As Jess wrote to her followers: ‘When my mum became really ill, my cancer started to become aggressive again. After she died, things really started flaring up.’
She suffered through ten months of constant bleeding from tumours in her arm and shoulder, but Jess attributed becoming unwell to her mother’s death.
Eventually, however, her discomfort was so extreme that she finally sought treatment from an oncologist, who prescribed radiation treatment.
Her friends and family maintain, despite contradictory reports at the time, that in the end Jess died in February 2015 from complications from the radiation.
‘The cancer hadn’t travelled to her organs,’ insists Melanie. ‘She followed a well-researched regimen that successfully kept the cancer contained in her arm.
‘On the advice of her oncologist she underwent radiation treatment which led to complications, and she died in the hospital where she was being treated.
‘The narrative suggesting that Jess’s wellness approach caused her passing is completely false and the portrayal of her as naive or disregarding of medical advice is deeply hurtful to those who knew her bravery and diligence in exploring treatment options.’
But what if she’d had her arm amputated seven years earlier when she was first diagnosed, or when doctors suggested it later when her tumours returned? What if she had opted for further conventional treatment?

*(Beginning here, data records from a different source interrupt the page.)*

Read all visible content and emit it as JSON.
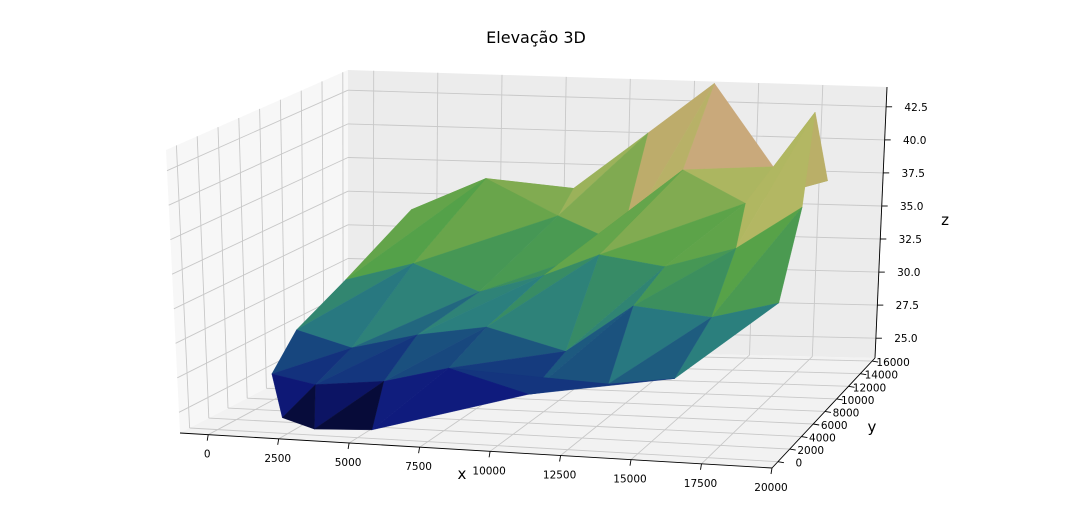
{
  "chart_data": {
    "type": "surface3d",
    "title": "Elevação 3D",
    "xlabel": "x",
    "ylabel": "y",
    "zlabel": "z",
    "xlim": [
      -1000,
      20000
    ],
    "ylim": [
      -1000,
      16500
    ],
    "zlim": [
      23.5,
      44
    ],
    "x_ticks": [
      "0",
      "2500",
      "5000",
      "7500",
      "10000",
      "12500",
      "15000",
      "17500",
      "20000"
    ],
    "y_ticks": [
      "0",
      "2000",
      "4000",
      "6000",
      "8000",
      "10000",
      "12000",
      "14000",
      "16000"
    ],
    "z_ticks": [
      "25.0",
      "27.5",
      "30.0",
      "32.5",
      "35.0",
      "37.5",
      "40.0",
      "42.5"
    ],
    "colormap": "gist_earth",
    "grid": true,
    "points": [
      [
        2000,
        1000,
        24.2
      ],
      [
        3200,
        800,
        23.6
      ],
      [
        5300,
        700,
        23.8
      ],
      [
        1000,
        3000,
        26.5
      ],
      [
        2600,
        2900,
        25.9
      ],
      [
        5000,
        3200,
        26.2
      ],
      [
        7500,
        2800,
        27.4
      ],
      [
        10500,
        2400,
        26.0
      ],
      [
        13500,
        2000,
        27.0
      ],
      [
        16000,
        1600,
        27.6
      ],
      [
        900,
        6000,
        28.6
      ],
      [
        3000,
        5800,
        27.5
      ],
      [
        5300,
        6200,
        28.4
      ],
      [
        8000,
        5800,
        29.2
      ],
      [
        11000,
        5500,
        27.8
      ],
      [
        13600,
        5200,
        31.0
      ],
      [
        16600,
        4700,
        30.5
      ],
      [
        19200,
        4200,
        31.6
      ],
      [
        1700,
        9000,
        31.2
      ],
      [
        4200,
        9200,
        32.4
      ],
      [
        6800,
        8800,
        30.6
      ],
      [
        9300,
        8600,
        31.9
      ],
      [
        11500,
        8200,
        33.5
      ],
      [
        14000,
        8000,
        32.8
      ],
      [
        16800,
        7500,
        34.2
      ],
      [
        19400,
        7000,
        37.0
      ],
      [
        3000,
        12400,
        35.2
      ],
      [
        5800,
        12600,
        37.5
      ],
      [
        8700,
        12200,
        35.0
      ],
      [
        11200,
        11800,
        33.2
      ],
      [
        13700,
        11400,
        38.6
      ],
      [
        16200,
        11000,
        36.4
      ],
      [
        19000,
        10300,
        42.8
      ],
      [
        5200,
        15200,
        34.5
      ],
      [
        8200,
        15500,
        36.0
      ],
      [
        11000,
        15700,
        40.2
      ],
      [
        13500,
        15800,
        44.0
      ],
      [
        16000,
        15400,
        38.0
      ],
      [
        18300,
        14800,
        37.2
      ]
    ],
    "triangles": [
      [
        0,
        1,
        4
      ],
      [
        0,
        4,
        3
      ],
      [
        1,
        2,
        5
      ],
      [
        1,
        5,
        4
      ],
      [
        2,
        6,
        5
      ],
      [
        2,
        7,
        6
      ],
      [
        7,
        8,
        6
      ],
      [
        8,
        9,
        7
      ],
      [
        3,
        4,
        11
      ],
      [
        3,
        11,
        10
      ],
      [
        4,
        5,
        12
      ],
      [
        4,
        12,
        11
      ],
      [
        5,
        6,
        13
      ],
      [
        5,
        13,
        12
      ],
      [
        6,
        7,
        14
      ],
      [
        6,
        14,
        13
      ],
      [
        7,
        8,
        15
      ],
      [
        7,
        15,
        14
      ],
      [
        8,
        9,
        16
      ],
      [
        8,
        16,
        15
      ],
      [
        9,
        17,
        16
      ],
      [
        10,
        11,
        19
      ],
      [
        10,
        19,
        18
      ],
      [
        11,
        12,
        20
      ],
      [
        11,
        20,
        19
      ],
      [
        12,
        13,
        21
      ],
      [
        12,
        21,
        20
      ],
      [
        13,
        14,
        22
      ],
      [
        13,
        22,
        21
      ],
      [
        14,
        15,
        23
      ],
      [
        14,
        23,
        22
      ],
      [
        15,
        16,
        24
      ],
      [
        15,
        24,
        23
      ],
      [
        16,
        17,
        25
      ],
      [
        16,
        25,
        24
      ],
      [
        18,
        19,
        27
      ],
      [
        18,
        27,
        26
      ],
      [
        19,
        20,
        28
      ],
      [
        19,
        28,
        27
      ],
      [
        20,
        21,
        29
      ],
      [
        20,
        29,
        28
      ],
      [
        21,
        22,
        30
      ],
      [
        21,
        30,
        29
      ],
      [
        22,
        23,
        31
      ],
      [
        22,
        31,
        30
      ],
      [
        23,
        24,
        31
      ],
      [
        24,
        25,
        32
      ],
      [
        24,
        32,
        31
      ],
      [
        26,
        27,
        33
      ],
      [
        27,
        28,
        34
      ],
      [
        27,
        34,
        33
      ],
      [
        28,
        29,
        35
      ],
      [
        28,
        35,
        34
      ],
      [
        29,
        30,
        36
      ],
      [
        29,
        36,
        35
      ],
      [
        30,
        31,
        37
      ],
      [
        30,
        37,
        36
      ],
      [
        31,
        32,
        38
      ],
      [
        31,
        38,
        37
      ]
    ]
  }
}
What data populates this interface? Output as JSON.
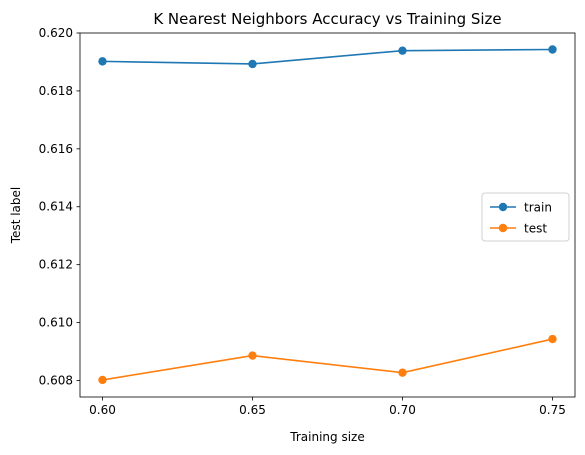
{
  "chart_data": {
    "type": "line",
    "title": "K Nearest Neighbors Accuracy vs Training Size",
    "xlabel": "Training size",
    "ylabel": "Test label",
    "x": [
      0.6,
      0.65,
      0.7,
      0.75
    ],
    "x_tick_labels": [
      "0.60",
      "0.65",
      "0.70",
      "0.75"
    ],
    "y_tick_values": [
      0.608,
      0.61,
      0.612,
      0.614,
      0.616,
      0.618,
      0.62
    ],
    "y_tick_labels": [
      "0.608",
      "0.610",
      "0.612",
      "0.614",
      "0.616",
      "0.618",
      "0.620"
    ],
    "xlim": [
      0.5925,
      0.7575
    ],
    "ylim": [
      0.60743,
      0.62
    ],
    "grid": false,
    "legend_position": "center-right",
    "series": [
      {
        "name": "train",
        "color": "#1f77b4",
        "values": [
          0.61902,
          0.61893,
          0.61939,
          0.61943
        ]
      },
      {
        "name": "test",
        "color": "#ff7f0e",
        "values": [
          0.60802,
          0.60886,
          0.60827,
          0.60943
        ]
      }
    ]
  }
}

Her family, in a statement at the time of her death, said they’d consulted oncologists and refute the suggestion that her chances of survival would have increased.
It’s exactly this nuance which Apple Cider Vinegar creator Samantha Strauss has tried to capture.
‘What we’ve tried to do in this series is to show that none of these issues are entirely black and white – we wanted it to live in the grey zone,’ she says.
But as the show’s release coincides with the ten-year anniversary of Jess’s death, her loved ones are distraught that her memory is being sullied by association with Belle.
Melanie now lives in London and Tallon got married in 2023, last week welcoming a baby boy with his wife Tamsyn.
But both are just as protective of Jess as they ever were, and are in regular contact with her dad Col, 72, who lost his only child after only recently becoming a widower.
As they say, Jess passed away unaware that Belle was a fraud. ‘The fact that this new series would put a fake cancer fraudster like Belle Gibson – guilty of misleading and deceptive conduct in a court of law – in the same storyline as a beautiful, honest person like our Jess is an absolute insult,’ they told the Mail.
‘Jess was a warrior in every essence of the word and we won’t let anything take aim at her character or her legacy.’
Apple Cider Vinegar is available to stream on Netflix from tomorrow.